出房门看红官站在香案前恭敬上香,就默不作声地倚在门口平复着情绪。
红福端粥进来,扫眼看到了连古,差点手滑洒了粥,不禁瞪大了双眼:连先生这么早就赶回来找先生了?
看先生正在上香,只是张了张嘴,也没有惊咦出声。
连古冲红福熟络一点头,红福口型连带手型比划完后,就回厨房准备他的早餐了。
红官敬了香,脾气也泄了一大半,瞥了那个不知道自己哪里出问题的人一眼:“过来把粥喝了,然后回去吧。”
“来了,我就不打算回去。”连古目光追视着红官。
“那你倒是搬过来啊。”红官顺口一说,没想到连古满口答应了,还打了通电话给褚卫,让他收拾些日用品送过来。
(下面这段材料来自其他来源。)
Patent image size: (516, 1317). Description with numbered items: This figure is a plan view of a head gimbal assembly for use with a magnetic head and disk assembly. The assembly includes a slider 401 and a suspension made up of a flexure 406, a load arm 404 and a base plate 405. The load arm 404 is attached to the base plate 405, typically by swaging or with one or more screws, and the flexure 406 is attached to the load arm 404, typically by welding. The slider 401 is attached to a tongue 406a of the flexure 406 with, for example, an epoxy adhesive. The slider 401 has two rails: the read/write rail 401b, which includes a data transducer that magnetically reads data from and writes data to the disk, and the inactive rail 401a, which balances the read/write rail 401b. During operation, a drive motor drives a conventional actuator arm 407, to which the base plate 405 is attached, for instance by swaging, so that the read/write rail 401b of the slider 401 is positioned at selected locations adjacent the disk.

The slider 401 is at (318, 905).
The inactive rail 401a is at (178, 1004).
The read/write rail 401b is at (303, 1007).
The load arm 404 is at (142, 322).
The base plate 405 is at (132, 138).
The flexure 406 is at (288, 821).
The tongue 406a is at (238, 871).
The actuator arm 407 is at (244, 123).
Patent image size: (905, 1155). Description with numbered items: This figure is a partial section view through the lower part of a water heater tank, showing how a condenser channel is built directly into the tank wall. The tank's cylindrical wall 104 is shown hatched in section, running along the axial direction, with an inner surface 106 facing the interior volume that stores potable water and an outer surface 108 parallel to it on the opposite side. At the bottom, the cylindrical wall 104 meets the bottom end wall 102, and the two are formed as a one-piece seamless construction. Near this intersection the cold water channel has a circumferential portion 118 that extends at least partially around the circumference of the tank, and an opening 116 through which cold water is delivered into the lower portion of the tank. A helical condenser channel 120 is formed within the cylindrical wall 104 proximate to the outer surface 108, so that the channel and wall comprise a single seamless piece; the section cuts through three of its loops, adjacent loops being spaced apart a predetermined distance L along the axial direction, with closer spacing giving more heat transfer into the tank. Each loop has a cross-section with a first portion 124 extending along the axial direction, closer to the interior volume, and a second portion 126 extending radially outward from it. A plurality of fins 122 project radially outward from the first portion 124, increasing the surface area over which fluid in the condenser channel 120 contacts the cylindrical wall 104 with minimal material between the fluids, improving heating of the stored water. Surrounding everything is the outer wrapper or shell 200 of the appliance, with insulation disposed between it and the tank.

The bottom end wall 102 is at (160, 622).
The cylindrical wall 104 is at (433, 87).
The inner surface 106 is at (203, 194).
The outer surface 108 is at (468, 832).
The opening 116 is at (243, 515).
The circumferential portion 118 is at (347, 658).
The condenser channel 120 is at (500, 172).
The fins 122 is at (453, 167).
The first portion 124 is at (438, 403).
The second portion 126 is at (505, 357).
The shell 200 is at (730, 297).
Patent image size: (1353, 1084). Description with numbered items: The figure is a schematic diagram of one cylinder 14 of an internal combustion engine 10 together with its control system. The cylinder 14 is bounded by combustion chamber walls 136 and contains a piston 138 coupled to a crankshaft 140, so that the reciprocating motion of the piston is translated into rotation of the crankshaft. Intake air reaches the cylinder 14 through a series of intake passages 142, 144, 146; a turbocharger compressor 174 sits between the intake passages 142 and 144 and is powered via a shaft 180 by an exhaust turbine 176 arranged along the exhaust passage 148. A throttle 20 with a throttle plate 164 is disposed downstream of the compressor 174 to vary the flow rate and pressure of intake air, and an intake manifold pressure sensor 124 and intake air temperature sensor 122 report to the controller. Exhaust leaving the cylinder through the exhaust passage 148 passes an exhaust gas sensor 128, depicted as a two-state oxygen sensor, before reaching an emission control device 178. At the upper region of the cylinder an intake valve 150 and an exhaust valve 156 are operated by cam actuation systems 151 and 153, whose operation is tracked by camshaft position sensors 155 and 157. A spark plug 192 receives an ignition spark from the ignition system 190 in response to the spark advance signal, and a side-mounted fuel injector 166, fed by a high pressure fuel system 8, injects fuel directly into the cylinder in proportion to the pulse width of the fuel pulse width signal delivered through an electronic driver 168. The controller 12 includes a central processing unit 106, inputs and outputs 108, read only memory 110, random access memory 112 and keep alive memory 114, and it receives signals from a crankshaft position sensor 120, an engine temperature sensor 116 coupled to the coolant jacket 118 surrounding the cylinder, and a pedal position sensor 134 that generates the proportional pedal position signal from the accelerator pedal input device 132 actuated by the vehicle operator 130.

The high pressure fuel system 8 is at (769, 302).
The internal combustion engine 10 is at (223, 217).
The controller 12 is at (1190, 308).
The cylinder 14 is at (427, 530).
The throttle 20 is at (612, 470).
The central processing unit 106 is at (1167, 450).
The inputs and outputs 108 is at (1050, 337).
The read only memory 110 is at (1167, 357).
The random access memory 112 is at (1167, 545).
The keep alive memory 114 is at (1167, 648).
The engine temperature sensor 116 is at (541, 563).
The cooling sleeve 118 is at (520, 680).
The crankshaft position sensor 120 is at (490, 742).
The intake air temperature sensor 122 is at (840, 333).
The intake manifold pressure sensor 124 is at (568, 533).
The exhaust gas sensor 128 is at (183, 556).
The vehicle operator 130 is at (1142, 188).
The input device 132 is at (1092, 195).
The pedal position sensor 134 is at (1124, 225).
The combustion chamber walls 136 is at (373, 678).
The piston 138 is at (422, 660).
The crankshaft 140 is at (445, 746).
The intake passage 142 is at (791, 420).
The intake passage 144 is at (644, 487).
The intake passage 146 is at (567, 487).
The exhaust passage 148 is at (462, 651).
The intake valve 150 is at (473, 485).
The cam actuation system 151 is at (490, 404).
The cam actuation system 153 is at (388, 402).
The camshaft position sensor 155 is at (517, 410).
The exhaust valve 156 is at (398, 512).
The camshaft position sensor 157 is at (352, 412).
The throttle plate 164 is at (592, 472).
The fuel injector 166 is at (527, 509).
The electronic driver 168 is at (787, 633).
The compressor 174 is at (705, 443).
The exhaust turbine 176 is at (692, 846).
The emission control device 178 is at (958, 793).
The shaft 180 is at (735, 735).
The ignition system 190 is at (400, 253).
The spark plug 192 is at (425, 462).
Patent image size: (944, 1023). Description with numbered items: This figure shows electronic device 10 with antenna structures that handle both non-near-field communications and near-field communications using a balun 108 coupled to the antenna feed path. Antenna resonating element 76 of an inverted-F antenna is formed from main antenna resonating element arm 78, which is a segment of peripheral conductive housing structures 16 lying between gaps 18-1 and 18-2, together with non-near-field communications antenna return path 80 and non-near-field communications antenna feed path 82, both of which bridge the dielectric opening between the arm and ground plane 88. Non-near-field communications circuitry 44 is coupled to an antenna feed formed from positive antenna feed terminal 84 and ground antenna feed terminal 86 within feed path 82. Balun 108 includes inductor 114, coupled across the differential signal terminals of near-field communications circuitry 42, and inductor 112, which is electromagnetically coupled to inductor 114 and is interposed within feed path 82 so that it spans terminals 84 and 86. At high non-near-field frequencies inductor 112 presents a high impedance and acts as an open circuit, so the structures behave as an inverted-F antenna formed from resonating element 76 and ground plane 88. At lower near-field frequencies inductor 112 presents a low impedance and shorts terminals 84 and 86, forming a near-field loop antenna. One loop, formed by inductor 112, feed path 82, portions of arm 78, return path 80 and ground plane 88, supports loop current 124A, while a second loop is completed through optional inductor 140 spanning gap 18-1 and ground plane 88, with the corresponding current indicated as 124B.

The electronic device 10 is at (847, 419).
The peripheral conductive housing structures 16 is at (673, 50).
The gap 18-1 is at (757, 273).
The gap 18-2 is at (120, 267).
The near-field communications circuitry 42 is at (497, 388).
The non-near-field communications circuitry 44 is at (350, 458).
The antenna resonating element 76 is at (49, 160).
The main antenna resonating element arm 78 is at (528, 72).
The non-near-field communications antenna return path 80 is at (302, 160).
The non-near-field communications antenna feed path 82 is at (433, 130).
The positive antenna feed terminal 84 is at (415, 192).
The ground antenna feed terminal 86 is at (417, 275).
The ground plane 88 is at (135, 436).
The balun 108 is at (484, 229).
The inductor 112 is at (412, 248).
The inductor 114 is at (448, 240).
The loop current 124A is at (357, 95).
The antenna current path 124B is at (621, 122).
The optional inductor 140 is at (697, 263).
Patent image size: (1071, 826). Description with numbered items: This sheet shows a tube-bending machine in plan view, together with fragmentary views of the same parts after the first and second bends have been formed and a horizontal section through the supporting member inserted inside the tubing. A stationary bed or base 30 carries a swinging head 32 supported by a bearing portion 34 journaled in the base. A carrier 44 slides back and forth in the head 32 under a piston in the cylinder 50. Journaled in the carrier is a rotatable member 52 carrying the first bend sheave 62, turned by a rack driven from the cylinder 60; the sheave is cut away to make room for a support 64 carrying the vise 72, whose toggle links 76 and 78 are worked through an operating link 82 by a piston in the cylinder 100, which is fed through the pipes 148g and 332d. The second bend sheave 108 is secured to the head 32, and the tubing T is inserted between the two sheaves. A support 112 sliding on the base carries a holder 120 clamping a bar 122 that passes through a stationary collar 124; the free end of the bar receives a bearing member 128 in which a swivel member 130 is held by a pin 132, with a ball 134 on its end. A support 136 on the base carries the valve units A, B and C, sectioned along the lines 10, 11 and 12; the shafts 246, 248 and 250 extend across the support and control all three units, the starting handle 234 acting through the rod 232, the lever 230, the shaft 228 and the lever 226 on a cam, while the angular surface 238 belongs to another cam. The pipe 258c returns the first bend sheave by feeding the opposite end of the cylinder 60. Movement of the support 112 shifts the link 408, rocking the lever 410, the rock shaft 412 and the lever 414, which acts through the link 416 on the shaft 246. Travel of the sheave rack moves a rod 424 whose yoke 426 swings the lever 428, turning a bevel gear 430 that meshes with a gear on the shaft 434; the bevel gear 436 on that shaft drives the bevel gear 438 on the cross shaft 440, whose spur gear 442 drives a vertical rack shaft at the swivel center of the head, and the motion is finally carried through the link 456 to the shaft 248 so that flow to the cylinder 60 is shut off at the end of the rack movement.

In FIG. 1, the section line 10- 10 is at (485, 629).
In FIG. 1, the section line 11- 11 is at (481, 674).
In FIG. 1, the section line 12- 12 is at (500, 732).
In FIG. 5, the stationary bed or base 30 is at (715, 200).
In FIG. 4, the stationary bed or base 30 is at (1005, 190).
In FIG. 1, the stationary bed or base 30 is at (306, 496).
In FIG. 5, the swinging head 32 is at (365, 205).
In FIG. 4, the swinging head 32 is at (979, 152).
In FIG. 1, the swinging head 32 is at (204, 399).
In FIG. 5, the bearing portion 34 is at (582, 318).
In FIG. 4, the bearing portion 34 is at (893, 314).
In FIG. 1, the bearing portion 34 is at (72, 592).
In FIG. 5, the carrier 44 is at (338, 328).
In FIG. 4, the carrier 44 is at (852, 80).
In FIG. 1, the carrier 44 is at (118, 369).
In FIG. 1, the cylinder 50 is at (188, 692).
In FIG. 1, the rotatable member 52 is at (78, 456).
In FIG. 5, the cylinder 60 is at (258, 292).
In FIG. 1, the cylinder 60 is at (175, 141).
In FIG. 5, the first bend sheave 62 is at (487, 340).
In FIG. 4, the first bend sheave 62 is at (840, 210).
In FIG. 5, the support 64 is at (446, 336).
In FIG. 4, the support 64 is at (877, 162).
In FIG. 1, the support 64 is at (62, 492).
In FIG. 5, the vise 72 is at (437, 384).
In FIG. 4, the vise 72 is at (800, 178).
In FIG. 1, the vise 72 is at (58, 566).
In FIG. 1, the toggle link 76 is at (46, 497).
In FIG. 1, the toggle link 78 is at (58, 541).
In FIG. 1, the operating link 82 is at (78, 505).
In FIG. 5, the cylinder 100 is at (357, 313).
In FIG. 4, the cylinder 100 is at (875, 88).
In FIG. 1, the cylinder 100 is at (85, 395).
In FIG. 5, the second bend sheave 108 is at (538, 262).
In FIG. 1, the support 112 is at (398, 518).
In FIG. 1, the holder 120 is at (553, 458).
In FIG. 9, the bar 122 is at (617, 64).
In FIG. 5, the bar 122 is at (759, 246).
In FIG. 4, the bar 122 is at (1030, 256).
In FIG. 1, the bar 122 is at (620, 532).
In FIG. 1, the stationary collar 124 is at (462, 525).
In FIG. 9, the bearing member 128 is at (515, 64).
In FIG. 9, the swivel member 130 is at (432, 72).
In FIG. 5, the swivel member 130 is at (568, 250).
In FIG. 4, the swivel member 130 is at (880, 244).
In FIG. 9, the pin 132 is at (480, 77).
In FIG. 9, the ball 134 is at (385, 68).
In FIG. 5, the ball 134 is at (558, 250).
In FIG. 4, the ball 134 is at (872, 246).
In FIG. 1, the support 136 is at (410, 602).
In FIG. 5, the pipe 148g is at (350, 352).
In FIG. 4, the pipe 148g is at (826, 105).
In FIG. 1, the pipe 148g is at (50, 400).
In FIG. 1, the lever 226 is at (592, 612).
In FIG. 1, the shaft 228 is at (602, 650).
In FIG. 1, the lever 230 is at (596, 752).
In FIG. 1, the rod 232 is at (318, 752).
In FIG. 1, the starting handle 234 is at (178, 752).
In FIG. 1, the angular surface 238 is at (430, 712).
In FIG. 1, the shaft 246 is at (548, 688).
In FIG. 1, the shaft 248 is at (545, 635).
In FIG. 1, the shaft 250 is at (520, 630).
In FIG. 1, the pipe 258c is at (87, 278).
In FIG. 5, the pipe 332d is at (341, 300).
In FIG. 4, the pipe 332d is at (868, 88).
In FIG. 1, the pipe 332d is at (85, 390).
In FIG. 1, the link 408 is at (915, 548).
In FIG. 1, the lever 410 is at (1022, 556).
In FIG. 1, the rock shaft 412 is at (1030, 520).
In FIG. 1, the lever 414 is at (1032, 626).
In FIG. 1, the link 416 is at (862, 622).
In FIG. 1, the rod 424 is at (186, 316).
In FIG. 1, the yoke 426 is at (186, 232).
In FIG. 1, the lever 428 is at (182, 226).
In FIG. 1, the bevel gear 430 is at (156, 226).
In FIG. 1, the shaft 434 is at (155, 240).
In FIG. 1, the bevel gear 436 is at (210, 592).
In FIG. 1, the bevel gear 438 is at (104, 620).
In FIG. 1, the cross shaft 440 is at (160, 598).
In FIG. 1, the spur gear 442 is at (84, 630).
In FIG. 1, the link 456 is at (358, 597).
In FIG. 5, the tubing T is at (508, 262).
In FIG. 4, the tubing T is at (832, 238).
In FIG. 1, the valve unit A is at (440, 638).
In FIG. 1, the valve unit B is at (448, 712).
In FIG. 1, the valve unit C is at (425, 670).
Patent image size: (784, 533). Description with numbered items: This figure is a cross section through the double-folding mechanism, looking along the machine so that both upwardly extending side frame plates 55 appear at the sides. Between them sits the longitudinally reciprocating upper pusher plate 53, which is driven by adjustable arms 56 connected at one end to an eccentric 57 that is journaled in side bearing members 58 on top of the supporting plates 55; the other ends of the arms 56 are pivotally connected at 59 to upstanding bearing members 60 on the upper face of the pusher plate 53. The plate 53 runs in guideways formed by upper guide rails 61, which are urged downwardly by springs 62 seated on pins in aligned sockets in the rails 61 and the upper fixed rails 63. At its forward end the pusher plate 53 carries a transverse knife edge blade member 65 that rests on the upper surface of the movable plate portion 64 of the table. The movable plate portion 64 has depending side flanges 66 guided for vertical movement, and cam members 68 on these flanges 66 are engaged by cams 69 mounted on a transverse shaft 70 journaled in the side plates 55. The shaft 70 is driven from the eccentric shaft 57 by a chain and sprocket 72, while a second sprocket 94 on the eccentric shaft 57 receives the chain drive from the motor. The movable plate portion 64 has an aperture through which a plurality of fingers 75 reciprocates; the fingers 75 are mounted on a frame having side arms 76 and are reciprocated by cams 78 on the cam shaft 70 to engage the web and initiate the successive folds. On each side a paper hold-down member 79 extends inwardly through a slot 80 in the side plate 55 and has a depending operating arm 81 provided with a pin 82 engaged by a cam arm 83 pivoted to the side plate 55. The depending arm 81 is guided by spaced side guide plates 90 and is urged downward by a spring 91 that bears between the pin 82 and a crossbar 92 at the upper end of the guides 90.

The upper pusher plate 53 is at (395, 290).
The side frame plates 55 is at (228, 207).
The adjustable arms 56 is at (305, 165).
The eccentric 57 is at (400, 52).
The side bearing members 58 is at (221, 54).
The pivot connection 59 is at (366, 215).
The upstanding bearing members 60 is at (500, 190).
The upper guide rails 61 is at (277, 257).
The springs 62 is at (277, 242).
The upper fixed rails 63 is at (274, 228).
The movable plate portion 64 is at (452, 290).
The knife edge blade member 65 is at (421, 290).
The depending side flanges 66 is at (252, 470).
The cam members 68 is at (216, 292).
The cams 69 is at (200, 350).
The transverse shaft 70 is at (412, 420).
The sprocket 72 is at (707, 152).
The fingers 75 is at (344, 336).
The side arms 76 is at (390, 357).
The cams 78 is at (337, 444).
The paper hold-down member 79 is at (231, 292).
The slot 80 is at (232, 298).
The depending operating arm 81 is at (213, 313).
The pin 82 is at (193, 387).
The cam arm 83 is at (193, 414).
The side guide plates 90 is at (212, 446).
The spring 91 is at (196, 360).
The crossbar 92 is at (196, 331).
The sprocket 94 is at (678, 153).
红官诧异挑眉:“在我眼皮底下,连先生还能安心‘做事’?”
“…”连古被他的客气疏离噎了下,在这种入睡前服软,睡醒较劲,敏感又机智的人面前,再滴水不漏的谎言,都会被拆穿,而且显得十分拙劣。
红官舀了碗山药粥给他,连古瞟了眼,一板正经地说:“应该给你补身体。”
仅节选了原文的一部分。